We stopped to eat a bit further away from the summit in the town of Makawao, famous for its Hawaiian cowboys, or paniola, and its vibrant arts community. Be sure to drop in for delectable cream puffs at T. Komodo Store, which has been around since 1916!

The town of Macawao in Upcountry Maui is charming with a thriving arts community.
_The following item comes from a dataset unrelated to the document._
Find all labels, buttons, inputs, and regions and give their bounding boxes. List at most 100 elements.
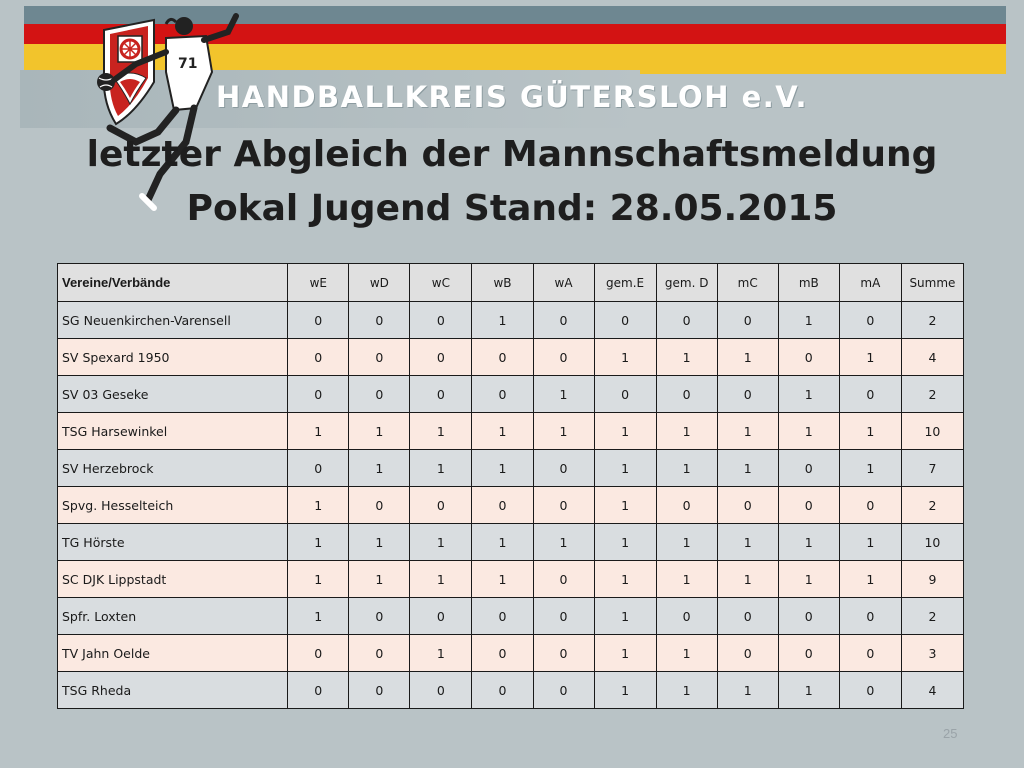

Haleakala sunrise logistics:
Because sunrise at the summit of Haleakala is so popular and parking is limited, you’ll need to book a ticket in advance through the Haleakala National Park website. A reservation is required for each vehicle entering the park from 3 to 7am, and you can book a reservation up to 60 days in advance. 

If you’re not too cold and hungry after watching sunrise, stick around to explore the summit a bit.
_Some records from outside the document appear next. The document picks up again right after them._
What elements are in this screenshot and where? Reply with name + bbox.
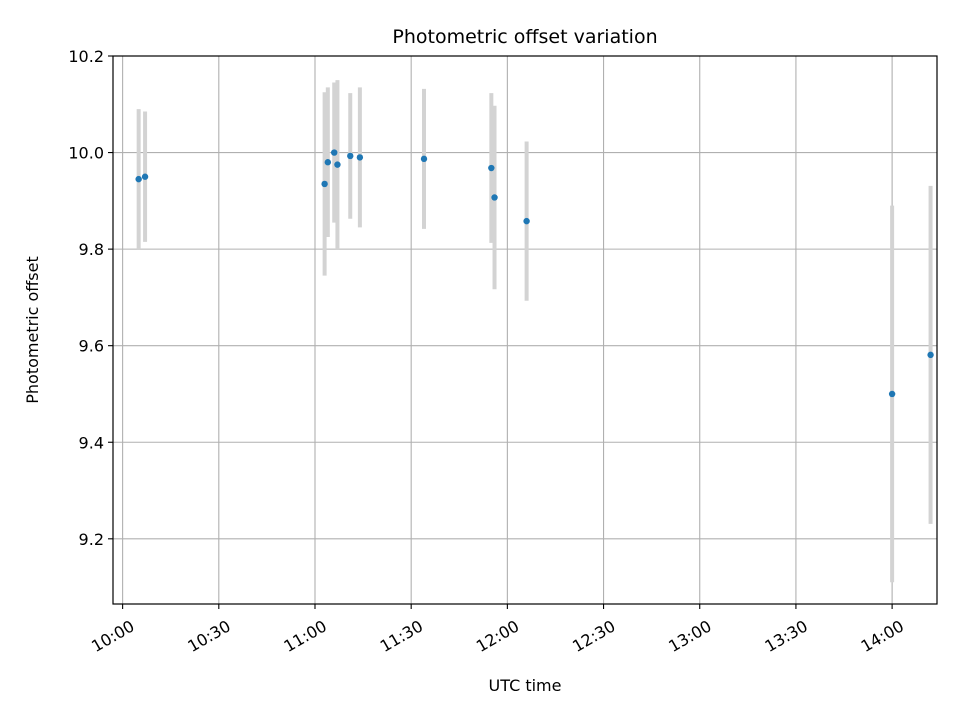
data-points — [135, 149, 934, 398]
y-tick-label: 9.8 — [79, 240, 104, 259]
data-point — [331, 149, 338, 156]
data-point — [523, 217, 530, 225]
data-point — [321, 180, 328, 188]
y-tick-label: 9.6 — [79, 337, 104, 356]
y-tick-label: 9.4 — [79, 433, 104, 452]
data-point — [334, 161, 341, 168]
y-axis-label: Photometric offset — [23, 256, 42, 404]
y-tick-label: 10.0 — [68, 144, 104, 163]
y-tick-label: 9.2 — [79, 530, 104, 549]
data-point — [488, 164, 495, 172]
chart-title: Photometric offset variation — [392, 26, 657, 48]
data-point — [420, 155, 428, 163]
x-axis-label: UTC time — [489, 676, 562, 695]
data-point — [888, 390, 896, 398]
data-point — [491, 194, 498, 201]
data-point — [927, 351, 934, 359]
data-point — [324, 159, 332, 166]
data-point — [347, 152, 354, 160]
plot-frame — [112, 55, 938, 605]
y-tick-label: 10.2 — [68, 47, 104, 66]
data-point — [141, 173, 149, 180]
data-point — [135, 175, 142, 183]
data-point — [356, 154, 364, 161]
If you miss getting a reservation on your desired day – like we did – all is not lost. The park releases 25 vehicle tickets each morning at 7am for entrance 48 hours later. We were successful going this route, but it isn’t easy. I recommend you set up an account and be logged into it before 7am (and ideally have another person in your party do the same), as these 25 tickets are snapped up in seconds!

If you’re not able to get a sunrise ticket either way, you can always go to the summit at sunset (or any other time of the day for that matter!). Reservations aren’t required to visit outside of the 3 to 7am period, and friends who have gone at sunset have said it is spectacular.

Get Close with Humpback Whales

Photo by Todd Cravens on Unsplash

Every year thousands of humpback whales make their way from Alaska to Hawaii, where the warm tropical waters are ideal for breeding, birthing, and raising calves. The majority of the thousands of whales that migrate every year travel to the Maui Nui Basin, the waters between Maui, Molokai, and Lanai. This makes Maui one of the best places in the world to see humpbacks! So many humpbacks migrate to this area of the Pacific, in fact, that it became a federally protected sanctuary for these majestic mammals in the 1990’s.

November through May is the best time of year to see the mammals, but it’s in January and February when the waters seem almost saturated with breaching humpbacks showing off their tails and slapping their pectoral fins. It’s quite a sight that’s hard to miss, even from the beach.

To get a little closer (but not too close!), consider going on a group whale watching excursion. A quick Google search will reveal dozens of tour operators, but my recommendation is to book with PacWhale Eco-Adventures. Their sole shareholder is the Pacific Whale Foundation, and all profits from the excursions support the foundation’s research, education, and conservation programs.

In addition to their award-winning whale watch, they offer other ocean eco-tours, including snorkel trips, sunset dinner and cocktail cruises, and stargazing excursions.

We booked a half-day excursion, and I was impressed with the outstanding organization of their tour and the staff’s deep knowledge and clear commitment to protecting the ocean and its animals. We even “adoped” a whale named Eagle after our tour!

Helpful Tips for Visiting Maui

Carry reef-safe sunscreen. The State of Hawaii is committed to preserving its natural environment, and that includes the fragile reef system in the surrounding waters. You’ll see signs about this at virtually every beach, and if you go on a boat excursion with the Pacific Whale Foundation, they do not allow use of any non-reef safe or aerosol sunscreens. Avoid any products with oxybenzone or octinoxate. Instead, choose zinc-based products and cover up with a hat and other clothing to protect your skin.

Remember your National Park Pass. If you plan to visit Haleakala National Park – which includes both the summit of the volcano and the Pipiwai Trail/Pools of Ohe’o – you can enter with your National Park Pass, if you have one.

Bring warm clothes and a flashlight for sunrise at Haleakala. If you plan to watch sunrise on the summit of Haleakala, know that it gets cold – in the 40’s Fahrenheit and even lower! A lightweight, easy-to-pack puffer jacket, hat, and light gloves are perfect. A small flashlight is helpful too because it’s pitch black when you arrive at the summit.